Dr Patrick Kluver of the Livestock Biosecurity Network (LBN) said the survey showed that on average sheep producers worm farm dogs about twice a year

"The hard reality is that we need to be treating all dogs on the property with a tape wormer containing Praziquantel once a month, as the parasite lifecycle is 35 days," Dr Kluver said.

"The old recommendation for controlling hydatids of worming every six weeks is probably also too long for effective sheep measles control," he said.

Dr Kluver said three dog tapeworms have a life cycle that includes sheep – hydatids, sheep measles and bladder worm.

"Economically, the most important is sheep measles which affects the majority of properties in all sheep regions in Australia.

"It is estimated to cost the sheep industry millions of dollars every year," he said.

Financial losses occur when infected sheep were processed.

Lesions occurred in the sheep's heart and diaphragm which were condemned.

Lesions found in the carcase were usually trimmed but if there were more than five, the whole carcase was condemned, Dr Kluver said.

Affected carcasses were diverted to a less valuable frozen product.

In dogs, the sheep measles tapeworm can measure up to two metres long, it can start to produce eggs within 32-35 days and the eggs can contaminate a large area, thought to be several kilometres.

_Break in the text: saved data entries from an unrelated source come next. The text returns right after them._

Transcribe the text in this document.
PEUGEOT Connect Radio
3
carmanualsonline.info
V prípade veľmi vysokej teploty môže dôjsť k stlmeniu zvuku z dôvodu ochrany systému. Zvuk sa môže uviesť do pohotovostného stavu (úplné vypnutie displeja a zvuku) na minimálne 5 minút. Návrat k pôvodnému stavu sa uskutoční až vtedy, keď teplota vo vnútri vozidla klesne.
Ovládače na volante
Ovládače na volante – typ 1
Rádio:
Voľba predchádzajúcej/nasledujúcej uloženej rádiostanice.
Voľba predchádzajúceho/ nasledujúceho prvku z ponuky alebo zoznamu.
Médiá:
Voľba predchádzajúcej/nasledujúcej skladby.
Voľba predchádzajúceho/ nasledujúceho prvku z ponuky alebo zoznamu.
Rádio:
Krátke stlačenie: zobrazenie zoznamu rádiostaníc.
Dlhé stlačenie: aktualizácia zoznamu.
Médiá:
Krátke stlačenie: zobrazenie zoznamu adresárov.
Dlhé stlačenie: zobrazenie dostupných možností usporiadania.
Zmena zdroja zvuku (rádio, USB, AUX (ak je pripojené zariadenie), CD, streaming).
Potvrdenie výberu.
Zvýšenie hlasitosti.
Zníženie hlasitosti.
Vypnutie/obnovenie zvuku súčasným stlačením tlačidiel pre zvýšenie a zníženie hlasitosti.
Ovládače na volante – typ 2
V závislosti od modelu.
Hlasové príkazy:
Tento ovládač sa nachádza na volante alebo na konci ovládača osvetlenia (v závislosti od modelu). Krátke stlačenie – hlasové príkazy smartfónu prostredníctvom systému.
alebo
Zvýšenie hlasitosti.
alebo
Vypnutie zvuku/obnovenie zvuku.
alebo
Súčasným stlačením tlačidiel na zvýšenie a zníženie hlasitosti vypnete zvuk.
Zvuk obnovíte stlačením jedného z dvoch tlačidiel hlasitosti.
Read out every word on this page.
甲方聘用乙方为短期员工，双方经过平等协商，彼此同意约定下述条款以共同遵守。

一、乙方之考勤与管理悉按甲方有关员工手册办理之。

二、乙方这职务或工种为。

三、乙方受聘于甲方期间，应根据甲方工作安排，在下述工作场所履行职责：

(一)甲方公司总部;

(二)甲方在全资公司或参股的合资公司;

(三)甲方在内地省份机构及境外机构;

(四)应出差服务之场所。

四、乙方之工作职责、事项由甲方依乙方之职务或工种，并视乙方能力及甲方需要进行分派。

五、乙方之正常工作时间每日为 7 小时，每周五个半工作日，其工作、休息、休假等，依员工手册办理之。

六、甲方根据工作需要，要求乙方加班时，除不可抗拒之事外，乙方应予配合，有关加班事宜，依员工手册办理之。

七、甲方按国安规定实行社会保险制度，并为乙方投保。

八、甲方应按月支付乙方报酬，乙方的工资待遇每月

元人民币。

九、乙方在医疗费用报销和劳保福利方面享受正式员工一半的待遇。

Dr Kluver said farmers who had a sheep measles problem should talk to their neighbours about tapeworm control as well.

Good on-farm biosecurity ensured all dogs coming onto the property with hunters, contractors, shearers and visitors, have been wormed with praziquantel in the previous month, or they are kept tethered away from pasture.

"It's important to take a long-term view to controlling sheep measles - the tapeworm eggs can survive for up to 300 days on pasture and once a sheep is infected, the cysts are there for life," Dr Kluver said.

He said there were three steps to controlling worms.

Treat all dogs monthly with a wormer containing praziquantel, every three months substitute a praziquantel-only treatment for an all-wormer containing praziquantel and remove raw sheep meat and offal from their diets.

The LBN is an independent industry initiative established by the Cattle Council of Australia, Sheepmeat Council of Australia and WoolProducers Australia to better prepare Australia's livestock industries to manage biosecurity risks.